Today was my first day at JDRF. I still can't get used to saying that I work for the Juvenile Diabetes Research Foundation. Talk about dreams coming true.
It was a day of paperwork, training, and Gala activities. I'm definitely finding my footing on many levels even though I've volunteered with JDRF for several years and I've lived with this disease for over eighteen. There is a lot to learn and a lot to process.
But here I am, decompressing with my patio door open and the TV running in the background. I am about three pages away from being done with a major paper due Monday. I am also considering submitting an application to my alma mater for a Certificate in Non-profit Management. I haven't decided yet and don't want to waste the $50 though.
For JDRF, there is a lot going through my mind. I am excited to be a part of such a large organization that I've supported for so many years. I am excited to be on the front lines of this disease even more than this blog is. I am also excited to speak one-on-one with other diabetics and families who want to make a difference with this disease.
I am officially the Outreach Coordinator, although at any non-profit job titles sometimes don't matter. Everyone does everything because resources are scarce. As Outreach Coordinator, I am still unsure what my exact role will be here. Most of what I know is from the chapter I volunteered in and their outreach program.
What I have in mind is being a leader for the volunteers and families that work with JDRF. What I want to accomplish is making these families and volunteers feel welcome, feel heard, and feel appreciated. I want to provide information and awareness to the community at large. I want to bring the organization to new levels.
Because I'm now at JDRF and in a company that I'd love to build a career out of, I'm not sure what I want to do with my graduate degree. The main reason why I went into social work was to increase my chances of finding full time work. I don't believe those reasons apply anymore even though I'm part time at JDRF. I believe I can work up in this organization to full time.

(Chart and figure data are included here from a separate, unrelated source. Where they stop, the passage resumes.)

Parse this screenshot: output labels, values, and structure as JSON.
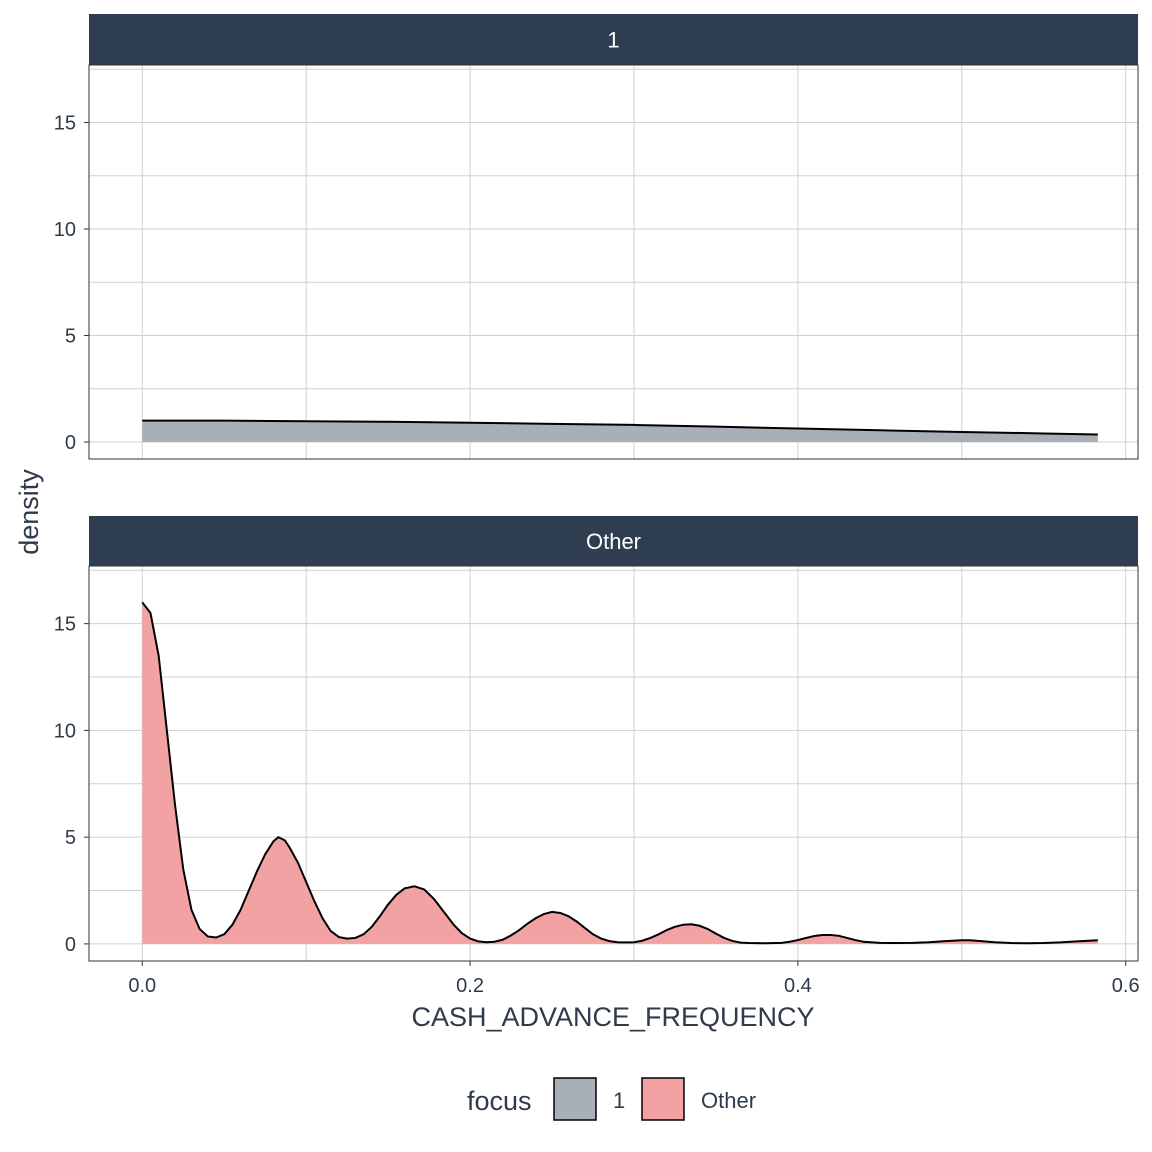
{
  "chart_data": {
    "type": "area",
    "xlabel": "CASH_ADVANCE_FREQUENCY",
    "ylabel": "density",
    "xlim": [
      -0.0325,
      0.6075
    ],
    "ylim": [
      -0.8,
      17.7
    ],
    "x_ticks": [
      "0.0",
      "0.2",
      "0.4",
      "0.6"
    ],
    "x_tick_values": [
      0.0,
      0.2,
      0.4,
      0.6
    ],
    "y_ticks": [
      "0",
      "5",
      "10",
      "15"
    ],
    "y_tick_values": [
      0,
      5,
      10,
      15
    ],
    "grid": true,
    "legend": {
      "title": "focus",
      "position": "bottom",
      "entries": [
        {
          "label": "1",
          "color": "#a9afb7"
        },
        {
          "label": "Other",
          "color": "#f2a2a3"
        }
      ]
    },
    "panels": [
      {
        "strip": "1",
        "fill": "#a9afb7",
        "points": [
          [
            0.0,
            1.0
          ],
          [
            0.05,
            1.0
          ],
          [
            0.1,
            0.97
          ],
          [
            0.15,
            0.95
          ],
          [
            0.2,
            0.9
          ],
          [
            0.25,
            0.85
          ],
          [
            0.3,
            0.8
          ],
          [
            0.35,
            0.72
          ],
          [
            0.4,
            0.63
          ],
          [
            0.45,
            0.55
          ],
          [
            0.5,
            0.47
          ],
          [
            0.55,
            0.4
          ],
          [
            0.583,
            0.35
          ]
        ]
      },
      {
        "strip": "Other",
        "fill": "#f2a2a3",
        "points": [
          [
            0.0,
            16.0
          ],
          [
            0.005,
            15.5
          ],
          [
            0.01,
            13.5
          ],
          [
            0.015,
            10.0
          ],
          [
            0.02,
            6.5
          ],
          [
            0.025,
            3.5
          ],
          [
            0.03,
            1.6
          ],
          [
            0.035,
            0.7
          ],
          [
            0.04,
            0.35
          ],
          [
            0.045,
            0.3
          ],
          [
            0.05,
            0.45
          ],
          [
            0.055,
            0.9
          ],
          [
            0.06,
            1.6
          ],
          [
            0.065,
            2.5
          ],
          [
            0.07,
            3.4
          ],
          [
            0.075,
            4.2
          ],
          [
            0.08,
            4.8
          ],
          [
            0.083,
            5.0
          ],
          [
            0.087,
            4.85
          ],
          [
            0.09,
            4.5
          ],
          [
            0.095,
            3.8
          ],
          [
            0.1,
            2.9
          ],
          [
            0.105,
            2.0
          ],
          [
            0.11,
            1.2
          ],
          [
            0.115,
            0.6
          ],
          [
            0.12,
            0.32
          ],
          [
            0.125,
            0.25
          ],
          [
            0.13,
            0.28
          ],
          [
            0.135,
            0.45
          ],
          [
            0.14,
            0.8
          ],
          [
            0.145,
            1.3
          ],
          [
            0.15,
            1.85
          ],
          [
            0.155,
            2.3
          ],
          [
            0.16,
            2.6
          ],
          [
            0.166,
            2.7
          ],
          [
            0.172,
            2.55
          ],
          [
            0.178,
            2.1
          ],
          [
            0.185,
            1.4
          ],
          [
            0.19,
            0.9
          ],
          [
            0.195,
            0.5
          ],
          [
            0.2,
            0.25
          ],
          [
            0.205,
            0.12
          ],
          [
            0.21,
            0.08
          ],
          [
            0.215,
            0.1
          ],
          [
            0.22,
            0.2
          ],
          [
            0.225,
            0.4
          ],
          [
            0.23,
            0.65
          ],
          [
            0.235,
            0.95
          ],
          [
            0.24,
            1.2
          ],
          [
            0.245,
            1.4
          ],
          [
            0.25,
            1.5
          ],
          [
            0.255,
            1.45
          ],
          [
            0.26,
            1.3
          ],
          [
            0.265,
            1.05
          ],
          [
            0.27,
            0.75
          ],
          [
            0.275,
            0.45
          ],
          [
            0.28,
            0.25
          ],
          [
            0.285,
            0.13
          ],
          [
            0.29,
            0.08
          ],
          [
            0.295,
            0.07
          ],
          [
            0.3,
            0.08
          ],
          [
            0.305,
            0.15
          ],
          [
            0.31,
            0.28
          ],
          [
            0.315,
            0.45
          ],
          [
            0.32,
            0.65
          ],
          [
            0.325,
            0.8
          ],
          [
            0.33,
            0.9
          ],
          [
            0.335,
            0.92
          ],
          [
            0.34,
            0.85
          ],
          [
            0.345,
            0.7
          ],
          [
            0.35,
            0.48
          ],
          [
            0.355,
            0.28
          ],
          [
            0.36,
            0.14
          ],
          [
            0.365,
            0.06
          ],
          [
            0.37,
            0.04
          ],
          [
            0.38,
            0.03
          ],
          [
            0.39,
            0.05
          ],
          [
            0.395,
            0.1
          ],
          [
            0.4,
            0.18
          ],
          [
            0.405,
            0.28
          ],
          [
            0.41,
            0.37
          ],
          [
            0.415,
            0.42
          ],
          [
            0.42,
            0.42
          ],
          [
            0.425,
            0.38
          ],
          [
            0.43,
            0.28
          ],
          [
            0.435,
            0.18
          ],
          [
            0.44,
            0.1
          ],
          [
            0.45,
            0.05
          ],
          [
            0.46,
            0.04
          ],
          [
            0.47,
            0.05
          ],
          [
            0.48,
            0.08
          ],
          [
            0.49,
            0.13
          ],
          [
            0.5,
            0.17
          ],
          [
            0.505,
            0.17
          ],
          [
            0.51,
            0.14
          ],
          [
            0.52,
            0.08
          ],
          [
            0.53,
            0.04
          ],
          [
            0.54,
            0.03
          ],
          [
            0.55,
            0.04
          ],
          [
            0.56,
            0.07
          ],
          [
            0.57,
            0.12
          ],
          [
            0.583,
            0.17
          ]
        ]
      }
    ]
  }
}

There is a major piece of me that wants more hands-on practice in the graduate field though. I want lectures on budgeting, management, human resources, and policy in relation to non-profit organizations. I want the educational side of what I'm about to learn on a business level.
Which is why I think I'm going to pursue a Certificate in Non-profit Management through either my present school or the school I graduated from last year. The difference is that one is local and not online and the other is completely online and a very well known program. One also requires a $50 fee.
Deciding which program is probably the easy part. The hard part is timing. I am not sure if I want to continue this in the summer and spend the next year working through the program. Or if I should take the summer and possibly fall off to regroup, get settled in the new job, and find my footing.
Decisions, decisions...so many, so little time.